Source : Tableau de bord de la fiscalité du tabac (3e édition).
Cette régression de la note moyenne globale est un signe que davantage d’actions doivent être entreprises pour permettre aux juridictions de concevoir et de mettre en œuvre des stratégies robustes en matière de taxes sur le tabac par le biais d’ateliers, de séminaires et d’une assistance technique.
Heureusement, le WATAF, en partenariat avec diverses parties prenantes, est prêt à soutenir avec enthousiasme les initiatives qui renforceront les efforts de lutte contre les décès évitables. Ces actions s’inscrivent simultanément dans le cadre de l’objectif 3[12] du développement durable et de l’objectif 3 de l’Agenda 2063[13], qui prônent l’amélioration des conditions de santé pour les Africains.
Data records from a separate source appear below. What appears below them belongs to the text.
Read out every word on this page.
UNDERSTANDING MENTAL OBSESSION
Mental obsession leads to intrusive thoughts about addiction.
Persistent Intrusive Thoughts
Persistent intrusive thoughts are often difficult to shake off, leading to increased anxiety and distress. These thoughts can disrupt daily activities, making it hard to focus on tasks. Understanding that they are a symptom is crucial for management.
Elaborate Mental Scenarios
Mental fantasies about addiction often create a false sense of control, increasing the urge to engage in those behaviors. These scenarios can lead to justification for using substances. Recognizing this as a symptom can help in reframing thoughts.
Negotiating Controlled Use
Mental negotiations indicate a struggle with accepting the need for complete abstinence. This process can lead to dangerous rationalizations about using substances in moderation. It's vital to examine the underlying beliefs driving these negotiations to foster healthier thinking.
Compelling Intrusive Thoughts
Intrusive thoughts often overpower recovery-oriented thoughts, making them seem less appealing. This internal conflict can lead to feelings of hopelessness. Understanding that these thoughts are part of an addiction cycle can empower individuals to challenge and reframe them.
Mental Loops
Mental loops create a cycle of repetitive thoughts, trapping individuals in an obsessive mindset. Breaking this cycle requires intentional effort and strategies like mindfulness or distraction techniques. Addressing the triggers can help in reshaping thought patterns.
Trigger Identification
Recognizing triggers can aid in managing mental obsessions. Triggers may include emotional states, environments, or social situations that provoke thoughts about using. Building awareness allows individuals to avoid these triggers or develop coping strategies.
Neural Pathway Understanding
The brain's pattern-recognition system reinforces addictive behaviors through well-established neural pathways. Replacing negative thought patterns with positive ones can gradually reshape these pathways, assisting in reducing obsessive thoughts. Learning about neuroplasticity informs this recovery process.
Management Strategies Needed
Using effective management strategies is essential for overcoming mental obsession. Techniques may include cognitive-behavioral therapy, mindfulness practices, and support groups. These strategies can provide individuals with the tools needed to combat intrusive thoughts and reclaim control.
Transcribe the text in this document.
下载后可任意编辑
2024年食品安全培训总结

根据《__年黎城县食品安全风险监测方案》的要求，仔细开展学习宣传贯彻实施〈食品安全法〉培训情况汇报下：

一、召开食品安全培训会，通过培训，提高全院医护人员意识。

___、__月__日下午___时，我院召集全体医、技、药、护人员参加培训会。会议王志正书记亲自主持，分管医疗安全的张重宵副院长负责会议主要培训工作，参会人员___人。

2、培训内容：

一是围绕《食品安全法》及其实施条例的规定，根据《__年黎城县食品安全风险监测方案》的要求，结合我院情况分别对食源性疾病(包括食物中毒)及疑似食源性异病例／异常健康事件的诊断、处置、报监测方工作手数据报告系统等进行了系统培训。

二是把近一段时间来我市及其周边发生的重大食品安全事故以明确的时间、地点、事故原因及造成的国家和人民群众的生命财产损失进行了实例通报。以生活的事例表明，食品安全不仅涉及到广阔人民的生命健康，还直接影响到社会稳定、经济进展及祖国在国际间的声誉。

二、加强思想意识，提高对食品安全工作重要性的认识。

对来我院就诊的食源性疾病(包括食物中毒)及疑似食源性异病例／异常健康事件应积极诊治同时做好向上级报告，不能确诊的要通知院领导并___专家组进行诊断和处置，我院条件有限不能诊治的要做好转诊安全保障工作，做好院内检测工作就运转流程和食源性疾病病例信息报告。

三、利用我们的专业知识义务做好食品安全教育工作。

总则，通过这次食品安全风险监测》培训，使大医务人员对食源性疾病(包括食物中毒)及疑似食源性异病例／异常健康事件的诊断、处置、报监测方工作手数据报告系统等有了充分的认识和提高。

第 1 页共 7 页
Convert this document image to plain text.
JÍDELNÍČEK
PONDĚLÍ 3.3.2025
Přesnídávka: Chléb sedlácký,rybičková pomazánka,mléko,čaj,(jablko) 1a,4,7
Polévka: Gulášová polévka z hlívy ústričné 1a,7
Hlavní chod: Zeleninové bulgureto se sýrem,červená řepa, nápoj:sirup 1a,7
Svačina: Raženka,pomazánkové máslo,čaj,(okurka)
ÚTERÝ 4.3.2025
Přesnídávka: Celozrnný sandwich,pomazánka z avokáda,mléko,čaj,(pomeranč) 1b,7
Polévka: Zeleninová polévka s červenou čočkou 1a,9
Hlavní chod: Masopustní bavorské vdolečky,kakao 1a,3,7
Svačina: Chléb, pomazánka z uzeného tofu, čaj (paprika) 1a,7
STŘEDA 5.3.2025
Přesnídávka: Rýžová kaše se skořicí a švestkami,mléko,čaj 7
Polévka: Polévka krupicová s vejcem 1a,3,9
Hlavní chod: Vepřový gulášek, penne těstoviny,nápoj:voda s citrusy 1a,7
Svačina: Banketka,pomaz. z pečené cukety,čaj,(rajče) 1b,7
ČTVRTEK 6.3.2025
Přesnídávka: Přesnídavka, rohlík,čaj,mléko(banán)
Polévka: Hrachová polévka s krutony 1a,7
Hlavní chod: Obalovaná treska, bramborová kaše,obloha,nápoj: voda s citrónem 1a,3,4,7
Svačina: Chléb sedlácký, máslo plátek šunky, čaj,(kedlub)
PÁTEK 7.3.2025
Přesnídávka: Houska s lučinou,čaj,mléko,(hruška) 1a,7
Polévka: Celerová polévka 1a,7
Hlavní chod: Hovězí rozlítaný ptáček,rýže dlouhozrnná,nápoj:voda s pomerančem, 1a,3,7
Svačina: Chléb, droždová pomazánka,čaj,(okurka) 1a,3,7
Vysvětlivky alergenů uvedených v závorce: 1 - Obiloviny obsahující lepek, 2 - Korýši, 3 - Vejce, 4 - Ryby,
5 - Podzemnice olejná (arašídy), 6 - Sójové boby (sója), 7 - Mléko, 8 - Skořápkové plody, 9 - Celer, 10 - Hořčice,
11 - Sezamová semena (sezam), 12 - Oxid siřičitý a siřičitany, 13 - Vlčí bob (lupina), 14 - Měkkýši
[1] WATAF : Forum de l’Administration Fiscale Ouest Africaine
[2] ATAF : Forum africain sur l’administration fiscale
[3] CIAT : Centre Interaméricain des Administrations Fiscales
[4] CATA : Association des administrateurs fiscaux du Commonwealth
[5] Gayibor, N. (2021). Les Ewe (Togo, Ghana, Bénin) – Histoire et civilisation. Lomé : Presse de l’Université de Lomé.
[6] Mackay, J. et Eriksen, M. (2002). L’Atlas du tabac. Londres : Organisation mondiale de la santé.
[7] , voir ci-dessus(Gayibor, 2021)
[8] https://tobaccoatlas.org
[9] , voir ci-dessus(Mackay & Eriksen, 2002)
[10] https://tobaccoatlas.org/inadequate-tobacco-tax-policies-threaten-global-tobacco-control-progress/
[11] Ibid.
[12] https://sdgs.un.org/goals/goal3
[13] https://au.int/en/agenda2063/sdgs#:~:text=3.,Healthy%20and%20well%2Dnourished%20citizens.&text=Health%20and%20nutrition-,3.,for%20all%20at%20all%20ages.
Nyatefe Wolali DOTSEVI Responsable de la recherche, WATAF-FAFOA.